The other factor is what your reads to writes ratio is on this data.
So like I said, it depends on how your application will be reading and writing your data. Use this as the guidance for how your data should be stored.
The single JSON document is pretty straight forward. The more advanced schema design where each author is in its own document and you access them via object key, might be a bit more complicated, but ultimately faster and more scalable depending on what I already pointed out. I will lay out an example schema and some possibilities.

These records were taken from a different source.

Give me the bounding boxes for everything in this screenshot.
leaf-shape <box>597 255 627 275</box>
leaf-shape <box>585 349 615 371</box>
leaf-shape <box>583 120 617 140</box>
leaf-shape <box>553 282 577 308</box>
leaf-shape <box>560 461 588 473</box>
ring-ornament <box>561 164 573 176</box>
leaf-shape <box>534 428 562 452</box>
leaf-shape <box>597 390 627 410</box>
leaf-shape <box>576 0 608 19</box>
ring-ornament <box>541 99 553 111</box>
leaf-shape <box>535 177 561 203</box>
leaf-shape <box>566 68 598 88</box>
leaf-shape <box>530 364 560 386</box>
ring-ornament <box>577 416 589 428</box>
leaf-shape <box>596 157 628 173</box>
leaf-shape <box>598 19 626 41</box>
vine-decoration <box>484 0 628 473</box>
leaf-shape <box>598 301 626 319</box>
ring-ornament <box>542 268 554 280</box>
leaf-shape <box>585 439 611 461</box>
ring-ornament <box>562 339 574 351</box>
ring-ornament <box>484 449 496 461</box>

For the authors, I might create each author JSON document with an object key like this:
authors::ID
Where ID is a value I keep in a special incrementer object that I will called authors::incrementer. Think of that object as a key value pair only holding an integer that happens to be the upper bound of an array. Couchbase SDKs include a special function to increment just such an integer object. With this, my application can put together that object key very quickly. If I want to go after the 5th author, I do a read by object key for "authors::5". If I need to get 10, I do a parallelized BulkGet function and get authors::1 through authors::10. If I want to get all the authors, I get the incrementer object, and get that integer and then to a parallelized bulk get. This way i can get them in order or in whatever order I feel like and I am accessing them by object key which is VERY fast in Couchbase.
All this being said, I could use a view to query this data or the upcoming "SQL for Documents" in Couchbase 4.0 or I can mix and match when I query and when I get objects by their key. Key access will ALWAYS be faster. It is the difference between asking a question then going and getting the object and simply knowing the answer and getting it immediately.